Ferguson, Missouri Shooting Facts, Details & Update: College Students Skip Class in St. Louis, New York, Baltimore and More to Protest Darren Wilson Decision
High school and college students in several U.S. cities ditched class on Monday to protest against a grand jury decision not to indict Ferguson, Missouri, police officer Darren Wilson, who fatally shot an unarmed black teenager Michael Brown in August. Anger from the decision swelled in the St. Louis suburb and across the country over Thanksgiving weekend.
The young man, 18-year-old Brown, was killed by officer Wilson with dispute as to whether the shooting was self-defense or racially motivated.
"Michael Brown's death was a catalyst for a lot of issues in this country," Karisa Tavassoli, a 20-year-old student at Washington University in St. Louis, said according to Chicago Tribune.
Tavassoli's campus had around 300 students fighting frigid temperatures to stage a walkout demonstration on the first day back in classes.

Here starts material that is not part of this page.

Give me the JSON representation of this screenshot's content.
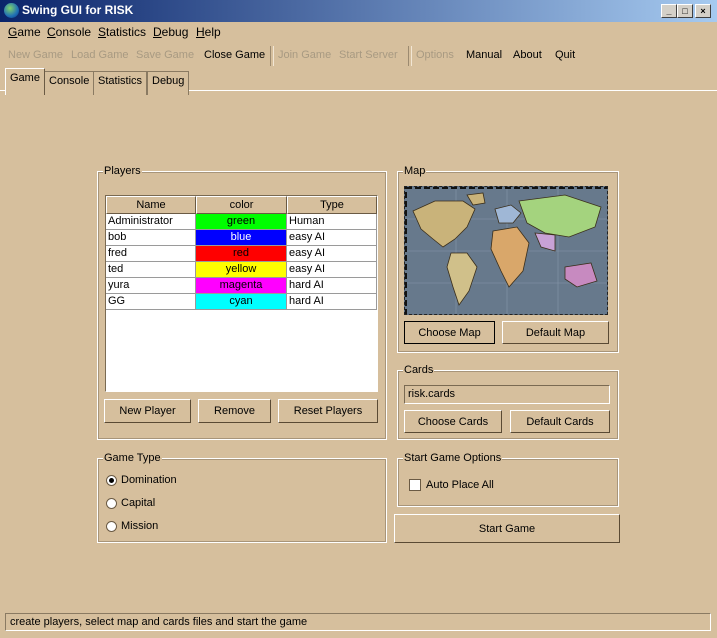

"We are fighting for the oppressed," she said.
Protesters also included students in California, who shut down two busy intersections near Stanford University. Meanwhile, hundreds of young people near Boston blocked the street in front of Harvard University. Similar protests were seen at schools in New York, Washington, D.C., and Baltimore.
On the West Coast, about 30 protesters in Los Angeles carried signs reading "Ferguson is everywhere" and "Black lives matter" and marched from a police station in South-Central Los Angeles to an intersection where an unarmed black man, 25-year-old Ezell Ford, was shot and killed by police just two days after Brown's slaying.
In Seattle, where the police department is under monitoring from the federal government over excessive force allegations, nearly 200 people met to bring attention to race relations and police tactics in a peaceful protest.
The worldwide attention of this case has led to changes to police action in situations similar to those in Ferguson. On Monday, President Barack Obama asked to allot $263 million to pay for thousands of body cameras for police officers to wear as well as additional training in responses to similar situations.
Officer Wilson, while defending his innocence, resigned last week.